SILVIO PILAU, do site Cineplayers:
"Marc Forster pode ainda não ter entrado no rol dos grandes diretores em atividade, mas seu talento é inegável. Mesmo que falte ao cineasta aquela obra-prima capaz de colocar seu nome ao lado dos grandes, Forster construiu uma carreira com filmes de altíssima qualidade e – o que é ainda mais impressionante – completamente diferentes entre si, mostrando não apenas talento, mas versatilidade. Assim, depois dos ótimos A Última Ceia, Em Busca da Terra do Nunca e A Passagem, o diretor surpreende outra vez com Mais Estranho que a Ficção.

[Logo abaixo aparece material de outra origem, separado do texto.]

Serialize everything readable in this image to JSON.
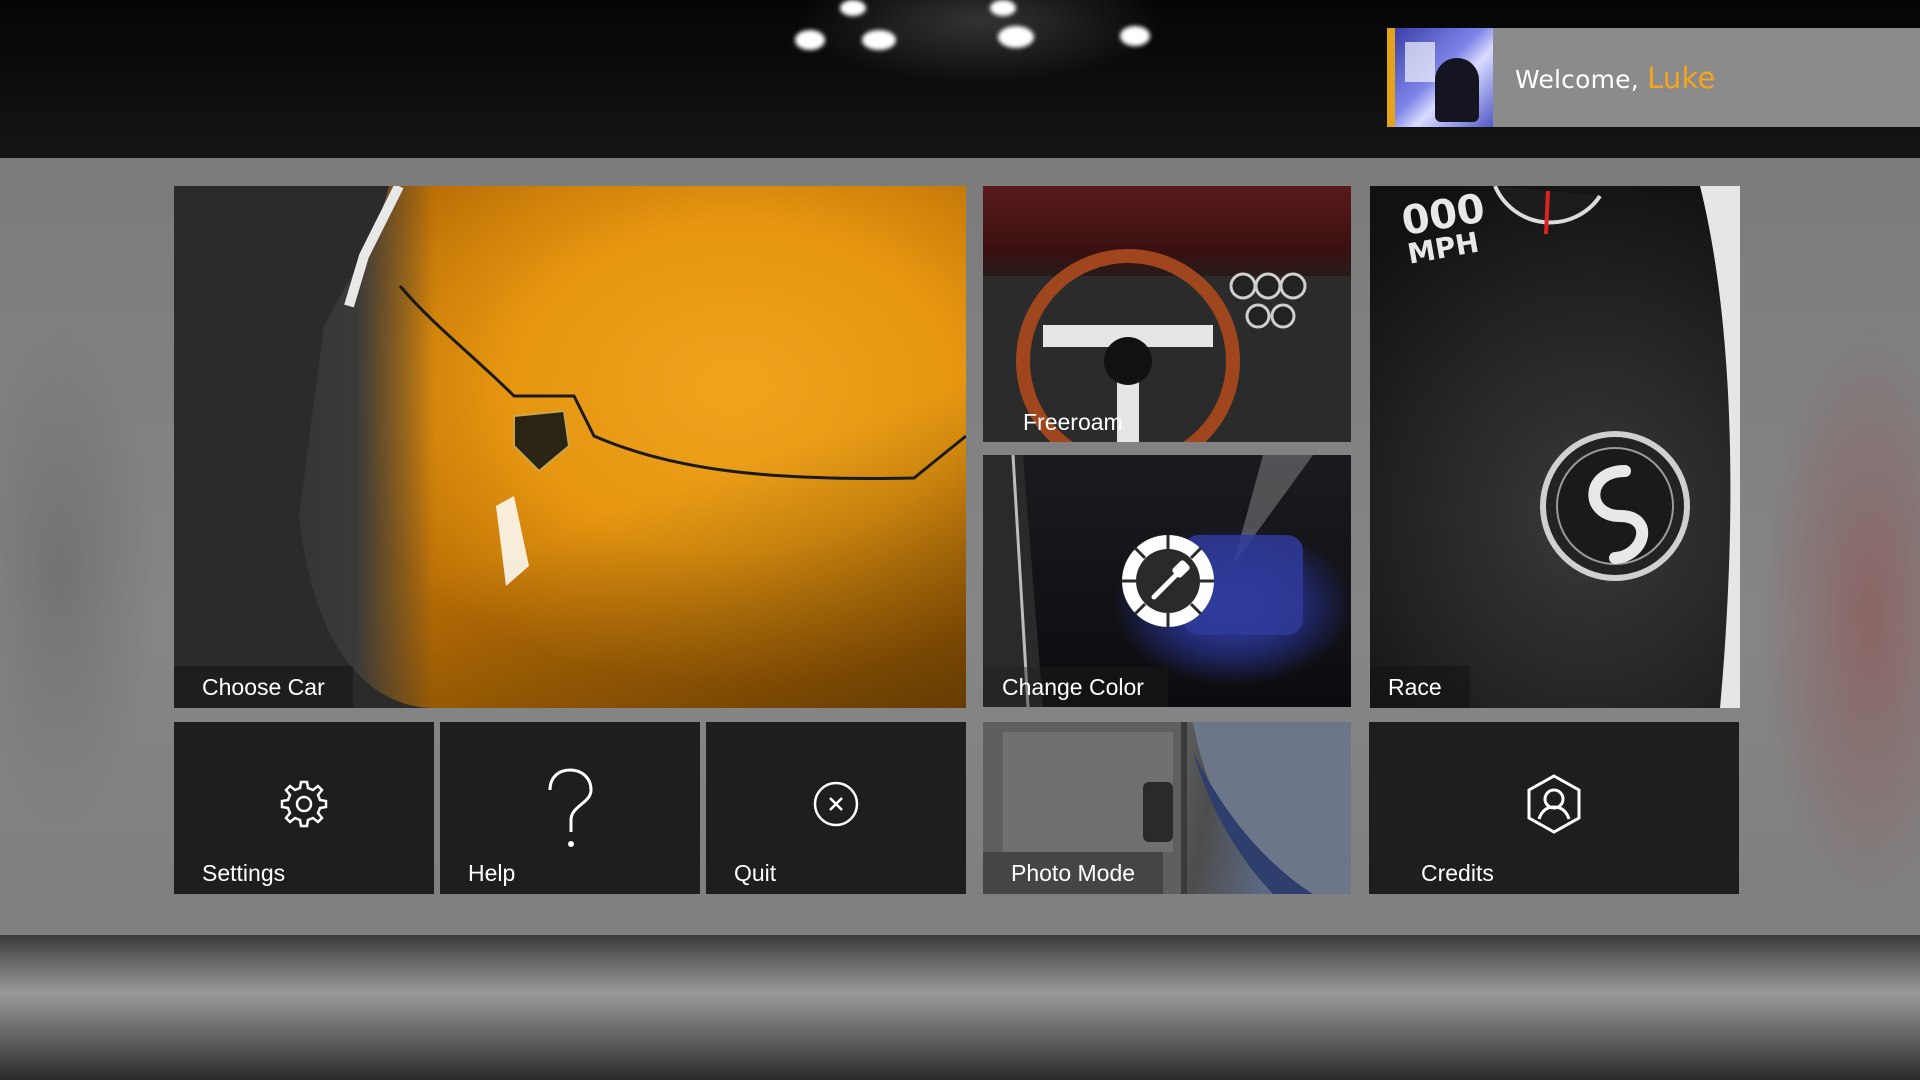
{
  "welcome": {
    "greeting": "Welcome,",
    "name": "Luke"
  },
  "tiles": {
    "choose_car": "Choose Car",
    "freeroam": "Freeroam",
    "change_color": "Change Color",
    "race": "Race",
    "settings": "Settings",
    "help": "Help",
    "quit": "Quit",
    "photo_mode": "Photo Mode",
    "credits": "Credits"
  },
  "scene_text": {
    "speedo_value": "000",
    "speedo_unit": "MPH"
  },
  "icons": {
    "settings": "gear-icon",
    "help": "question-mark-icon",
    "quit": "close-circle-icon",
    "credits": "user-hexagon-icon",
    "change_color": "color-picker-icon"
  },
  "colors": {
    "accent": "#F5A41D",
    "tile_dark": "#1E1E1E",
    "panel": "#818181"
  }
}
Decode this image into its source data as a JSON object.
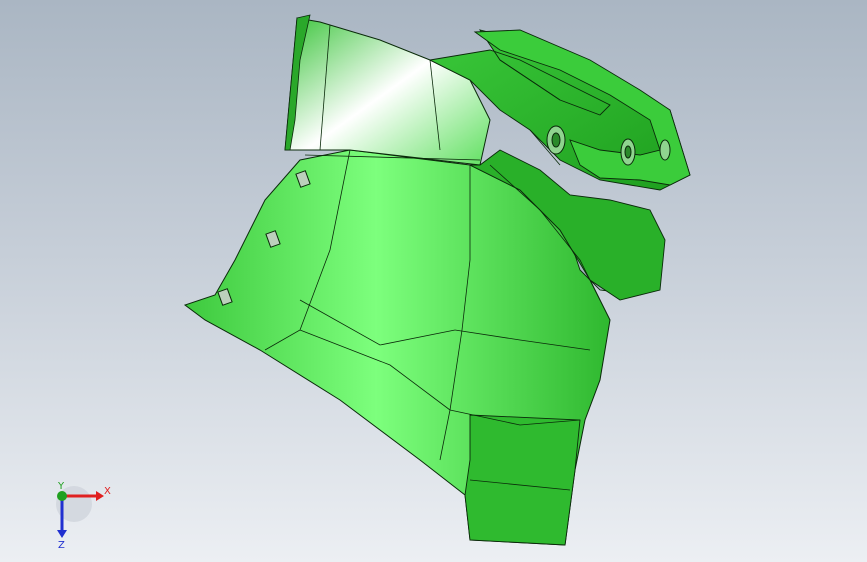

Escrito pelo estreante Zach Helm, a obra conta a história de Harold Crick, um auditor da Receita Federal com uma vida regrada nos mínimos detalhes. Solitário, Crick segue sempre a mesma rotina, inclusive marcando no relógio o tempo certo para tomar café. Certo dia, começa a ouvir a voz de uma mulher narrando todos os seus atos, como se fosse personagem de uma obra literária. Como se não bastasse, a narradora acaba deixando escapar que Crick está prestes a morrer, o que o coloca em uma corrida para tentar descobrir o mistério, enquanto se apaixona pela primeira vez em muitos anos.
Como pode se perceber, Mais Estranho que a Ficção parte de uma premissa original e com muitas possibilidades. E é extremamente satisfatório ver como estas possibilidades foram bem aproveitadas. Mais Estranho que a Ficção não é apenas um filme com um ponto de partida interessante, mas uma obra que consegue pegar este ponto de partida e desenvolvê-lo ao máximo, levantando diversas questões e criando momentos de pura beleza.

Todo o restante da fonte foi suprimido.